Cuando Jikusan salió del monasterio en Japón lo primero que hizo fue ir al correo para mandar un telegrama. Cómo nunca aprendió a hablar japonés -dentro del monasterio casi no se hablaba en ningún idioma-, el que lo atendió no supo cómo mover las manos para explicarle que eso de los telegramas ya no se usaba, tampoco pudo explicarle con mímica que para comunicarse tenía que tener un mail. Habían pasado diez años desde que Patricio Goycoolea había entrado al monasterio, en el intertanto él se había hecho monje zen, lo habían bautizado como Jikusan, que significa compasión del cielo, y se había acostumbrado a una vida de silencio, paz, meditación, desapego y comida vegetariana. No se reconocía ni a él mismo. Estaba flaco, le había cambiado el cuerpo por la meditación, el yoga, el arroz y la sopa miso, se había afeitado la cabeza y la barba y como en el budismo zen la vanidad no tiene cabida, tampoco tenía espejos para mirarse. Sólo se había visto de reojo reflejado en el vidrio de alguna tienda durante sus pocas salidas al exterior.

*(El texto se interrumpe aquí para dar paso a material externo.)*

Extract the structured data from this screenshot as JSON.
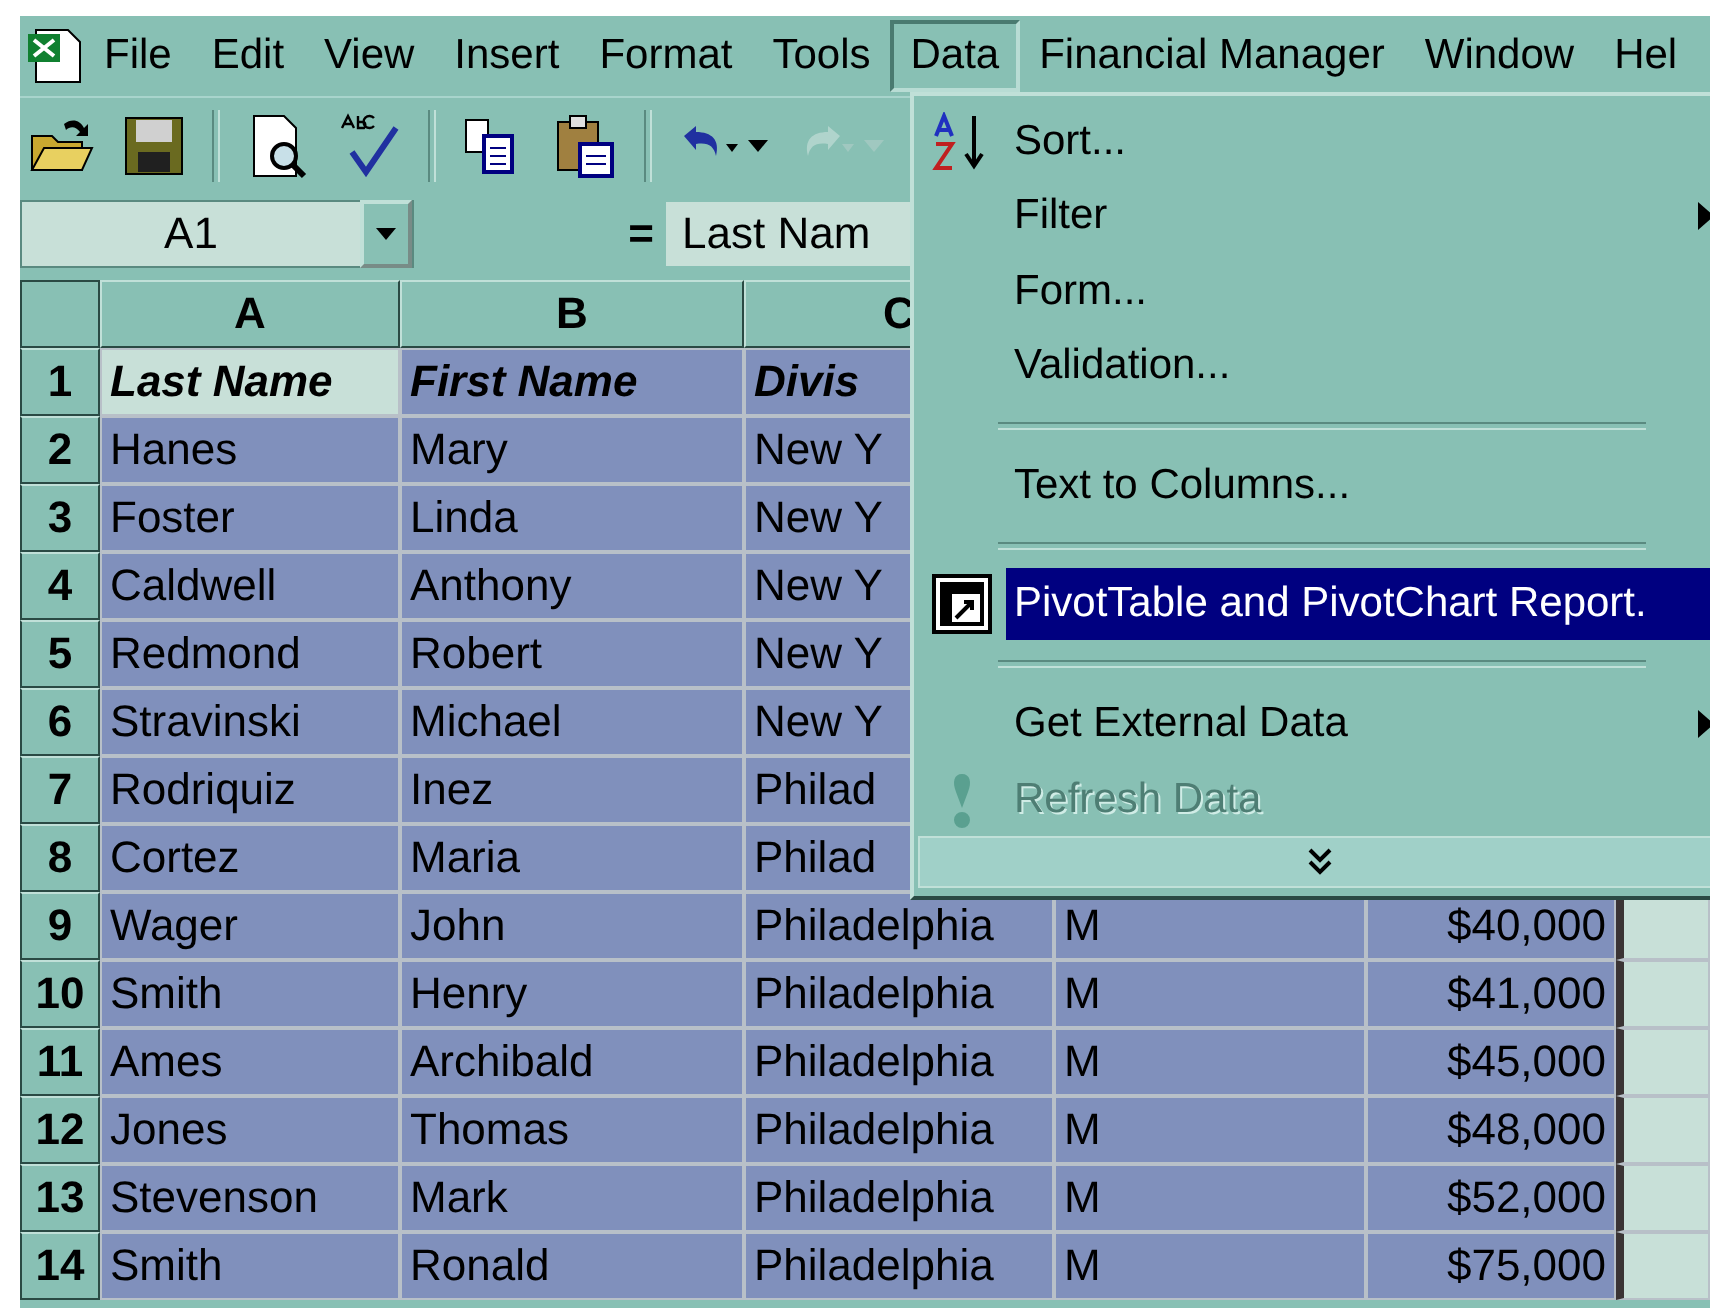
{
  "menu_bar": [
    {
      "label": "File",
      "selected": false
    },
    {
      "label": "Edit",
      "selected": false
    },
    {
      "label": "View",
      "selected": false
    },
    {
      "label": "Insert",
      "selected": false
    },
    {
      "label": "Format",
      "selected": false
    },
    {
      "label": "Tools",
      "selected": false
    },
    {
      "label": "Data",
      "selected": true
    },
    {
      "label": "Financial Manager",
      "selected": false
    },
    {
      "label": "Window",
      "selected": false
    },
    {
      "label": "Hel",
      "selected": false
    }
  ],
  "toolbar": [
    {
      "kind": "open"
    },
    {
      "kind": "save"
    },
    {
      "kind": "sep"
    },
    {
      "kind": "preview"
    },
    {
      "kind": "spelling"
    },
    {
      "kind": "sep"
    },
    {
      "kind": "copy"
    },
    {
      "kind": "paste"
    },
    {
      "kind": "sep"
    },
    {
      "kind": "undo",
      "disabled": false
    },
    {
      "kind": "redo",
      "disabled": true
    }
  ],
  "formula_bar": {
    "name_box": "A1",
    "equals": "=",
    "formula": "Last Nam"
  },
  "sheet": {
    "columns": [
      "A",
      "B",
      "C"
    ],
    "rows": [
      {
        "number": "1",
        "cells": [
          {
            "text": "Last Name",
            "active": true
          },
          {
            "text": "First Name",
            "active": false
          },
          {
            "text": "Divis",
            "active": false
          }
        ]
      },
      {
        "number": "2",
        "cells": [
          {
            "text": "Hanes",
            "active": false
          },
          {
            "text": "Mary",
            "active": false
          },
          {
            "text": "New Y",
            "active": false
          }
        ]
      },
      {
        "number": "3",
        "cells": [
          {
            "text": "Foster",
            "active": false
          },
          {
            "text": "Linda",
            "active": false
          },
          {
            "text": "New Y",
            "active": false
          }
        ]
      },
      {
        "number": "4",
        "cells": [
          {
            "text": "Caldwell",
            "active": false
          },
          {
            "text": "Anthony",
            "active": false
          },
          {
            "text": "New Y",
            "active": false
          }
        ]
      },
      {
        "number": "5",
        "cells": [
          {
            "text": "Redmond",
            "active": false
          },
          {
            "text": "Robert",
            "active": false
          },
          {
            "text": "New Y",
            "active": false
          }
        ]
      },
      {
        "number": "6",
        "cells": [
          {
            "text": "Stravinski",
            "active": false
          },
          {
            "text": "Michael",
            "active": false
          },
          {
            "text": "New Y",
            "active": false
          }
        ]
      },
      {
        "number": "7",
        "cells": [
          {
            "text": "Rodriquiz",
            "active": false
          },
          {
            "text": "Inez",
            "active": false
          },
          {
            "text": "Philad",
            "active": false
          }
        ]
      },
      {
        "number": "8",
        "cells": [
          {
            "text": "Cortez",
            "active": false
          },
          {
            "text": "Maria",
            "active": false
          },
          {
            "text": "Philad",
            "active": false
          }
        ]
      },
      {
        "number": "9",
        "cells": [
          {
            "text": "Wager",
            "active": false
          },
          {
            "text": "John",
            "active": false
          },
          {
            "text": "Philadelphia",
            "active": false
          },
          {
            "text": "M",
            "active": false
          },
          {
            "text": "$40,000",
            "active": false
          }
        ]
      },
      {
        "number": "10",
        "cells": [
          {
            "text": "Smith",
            "active": false
          },
          {
            "text": "Henry",
            "active": false
          },
          {
            "text": "Philadelphia",
            "active": false
          },
          {
            "text": "M",
            "active": false
          },
          {
            "text": "$41,000",
            "active": false
          }
        ]
      },
      {
        "number": "11",
        "cells": [
          {
            "text": "Ames",
            "active": false
          },
          {
            "text": "Archibald",
            "active": false
          },
          {
            "text": "Philadelphia",
            "active": false
          },
          {
            "text": "M",
            "active": false
          },
          {
            "text": "$45,000",
            "active": false
          }
        ]
      },
      {
        "number": "12",
        "cells": [
          {
            "text": "Jones",
            "active": false
          },
          {
            "text": "Thomas",
            "active": false
          },
          {
            "text": "Philadelphia",
            "active": false
          },
          {
            "text": "M",
            "active": false
          },
          {
            "text": "$48,000",
            "active": false
          }
        ]
      },
      {
        "number": "13",
        "cells": [
          {
            "text": "Stevenson",
            "active": false
          },
          {
            "text": "Mark",
            "active": false
          },
          {
            "text": "Philadelphia",
            "active": false
          },
          {
            "text": "M",
            "active": false
          },
          {
            "text": "$52,000",
            "active": false
          }
        ]
      },
      {
        "number": "14",
        "cells": [
          {
            "text": "Smith",
            "active": false
          },
          {
            "text": "Ronald",
            "active": false
          },
          {
            "text": "Philadelphia",
            "active": false
          },
          {
            "text": "M",
            "active": false
          },
          {
            "text": "$75,000",
            "active": false
          }
        ]
      }
    ]
  },
  "data_menu": [
    {
      "kind": "item",
      "label": "Sort...",
      "selected": false,
      "disabled": false,
      "submenu": false
    },
    {
      "kind": "item",
      "label": "Filter",
      "selected": false,
      "disabled": false,
      "submenu": true
    },
    {
      "kind": "item",
      "label": "Form...",
      "selected": false,
      "disabled": false,
      "submenu": false
    },
    {
      "kind": "item",
      "label": "Validation...",
      "selected": false,
      "disabled": false,
      "submenu": false
    },
    {
      "kind": "separator"
    },
    {
      "kind": "item",
      "label": "Text to Columns...",
      "selected": false,
      "disabled": false,
      "submenu": false
    },
    {
      "kind": "separator"
    },
    {
      "kind": "item",
      "label": "PivotTable and PivotChart Report.",
      "selected": true,
      "disabled": false,
      "submenu": false
    },
    {
      "kind": "separator"
    },
    {
      "kind": "item",
      "label": "Get External Data",
      "selected": false,
      "disabled": false,
      "submenu": true
    },
    {
      "kind": "item",
      "label": "Refresh Data",
      "selected": false,
      "disabled": true,
      "submenu": false
    },
    {
      "kind": "expand"
    }
  ]
}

En la vida real, la tecnología avanzaba y los inventos más insólitos formaban parte de la rutina de todos los mortales. “A veces cuando mendigaba me llamaba la atención ver a tanta gente sentada mirando las pantallas del computador, pensaba que estaban viendo películas muy populares”. Este avance fue lejos el que más le sorprendió.

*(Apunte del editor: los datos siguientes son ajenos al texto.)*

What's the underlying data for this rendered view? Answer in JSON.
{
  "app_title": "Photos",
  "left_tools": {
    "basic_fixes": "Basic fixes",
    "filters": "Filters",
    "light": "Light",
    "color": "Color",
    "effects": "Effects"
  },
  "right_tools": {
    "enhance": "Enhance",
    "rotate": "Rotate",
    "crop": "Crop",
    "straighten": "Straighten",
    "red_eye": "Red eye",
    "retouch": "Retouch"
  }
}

La historia de este hombre espiritual, buenmozo, alto (mide 1 metro 88, lo que en Oriente le significó cientos de golpes en la cabeza cada vez que entraba o salía de las casas construidas para los asiáticos) y descendiente de una de las familias chilenas más tradicionales, podría ser la del guión de una película de Hollywood, o más bien de Bollywood, porque su vida está mucho más marcada por Oriente que por Occidente.

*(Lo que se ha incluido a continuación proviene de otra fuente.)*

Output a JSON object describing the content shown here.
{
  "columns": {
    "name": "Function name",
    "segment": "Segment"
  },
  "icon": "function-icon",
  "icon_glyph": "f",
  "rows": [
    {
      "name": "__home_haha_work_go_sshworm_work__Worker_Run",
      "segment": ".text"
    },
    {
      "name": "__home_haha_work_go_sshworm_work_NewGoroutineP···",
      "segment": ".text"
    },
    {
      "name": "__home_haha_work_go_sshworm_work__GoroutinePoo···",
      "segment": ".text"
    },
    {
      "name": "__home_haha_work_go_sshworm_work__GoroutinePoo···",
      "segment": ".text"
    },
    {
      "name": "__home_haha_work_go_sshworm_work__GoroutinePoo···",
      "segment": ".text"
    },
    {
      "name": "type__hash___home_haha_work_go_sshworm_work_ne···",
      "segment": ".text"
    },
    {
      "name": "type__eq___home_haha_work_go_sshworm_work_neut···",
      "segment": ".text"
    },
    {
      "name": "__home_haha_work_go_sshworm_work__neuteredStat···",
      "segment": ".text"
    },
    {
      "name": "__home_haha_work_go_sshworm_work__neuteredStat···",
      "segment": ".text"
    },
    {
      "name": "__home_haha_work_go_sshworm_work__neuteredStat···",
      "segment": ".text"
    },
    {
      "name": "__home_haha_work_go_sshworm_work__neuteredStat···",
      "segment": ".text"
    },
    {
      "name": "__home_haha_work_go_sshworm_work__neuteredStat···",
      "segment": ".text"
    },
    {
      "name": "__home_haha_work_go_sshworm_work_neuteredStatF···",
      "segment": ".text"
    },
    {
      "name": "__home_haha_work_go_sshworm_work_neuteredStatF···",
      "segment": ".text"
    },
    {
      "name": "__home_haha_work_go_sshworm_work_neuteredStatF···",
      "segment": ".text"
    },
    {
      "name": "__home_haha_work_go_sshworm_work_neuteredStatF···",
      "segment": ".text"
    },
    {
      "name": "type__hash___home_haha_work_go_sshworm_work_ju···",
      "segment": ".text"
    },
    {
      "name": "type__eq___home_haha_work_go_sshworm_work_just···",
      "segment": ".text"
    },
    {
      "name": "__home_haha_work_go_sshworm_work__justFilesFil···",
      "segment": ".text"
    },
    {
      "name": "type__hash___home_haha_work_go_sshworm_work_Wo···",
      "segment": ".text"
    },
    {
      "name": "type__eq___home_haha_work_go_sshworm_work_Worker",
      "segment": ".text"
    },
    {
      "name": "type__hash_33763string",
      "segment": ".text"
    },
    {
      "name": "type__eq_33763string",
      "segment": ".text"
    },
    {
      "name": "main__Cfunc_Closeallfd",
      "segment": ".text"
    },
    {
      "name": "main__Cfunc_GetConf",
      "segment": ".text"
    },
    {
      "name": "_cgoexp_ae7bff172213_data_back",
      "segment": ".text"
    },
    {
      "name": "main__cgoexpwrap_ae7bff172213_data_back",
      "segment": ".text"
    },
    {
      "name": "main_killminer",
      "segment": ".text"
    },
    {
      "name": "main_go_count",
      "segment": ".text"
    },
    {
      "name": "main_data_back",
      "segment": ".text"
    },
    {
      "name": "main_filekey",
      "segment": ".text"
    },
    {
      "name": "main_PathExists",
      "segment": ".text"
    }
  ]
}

Casi todos sus parientes tienen nombres de calle: Candelaria Goyenechea era su tatarabuela, Rosario Espoz su abuela, Narciso Goycoolea su padre y Ada Zerbi, su madre, cuyo nombre no está en el mapa terrestre de la ciudad, pero sí marcó un hito en el aéreo. Fue la primera mujer chilena en cruzar sola la cordillera de Los Andes en un avión pequeño. Todo partió de una discusión con su marido porque no la quería llevar a Buenos Aires. Como era de armas tomar, decidió partir sola con una que otra instrucción, “cuando veas dos valles no te tienes que ir por el grande porque ahí es donde se ahogan todos los aviones, tienes que doblar a la derecha, por el más chico, por Portillo”, le aconsejó Narciso Goycoolea, como quien da las indicaciones para salir a la carretera. Llegó bien y por eso hasta el día de hoy, que tiene 92 años, la recuerdan en las ceremonias de la Aeronáutica Nacional y le mandan trofeos.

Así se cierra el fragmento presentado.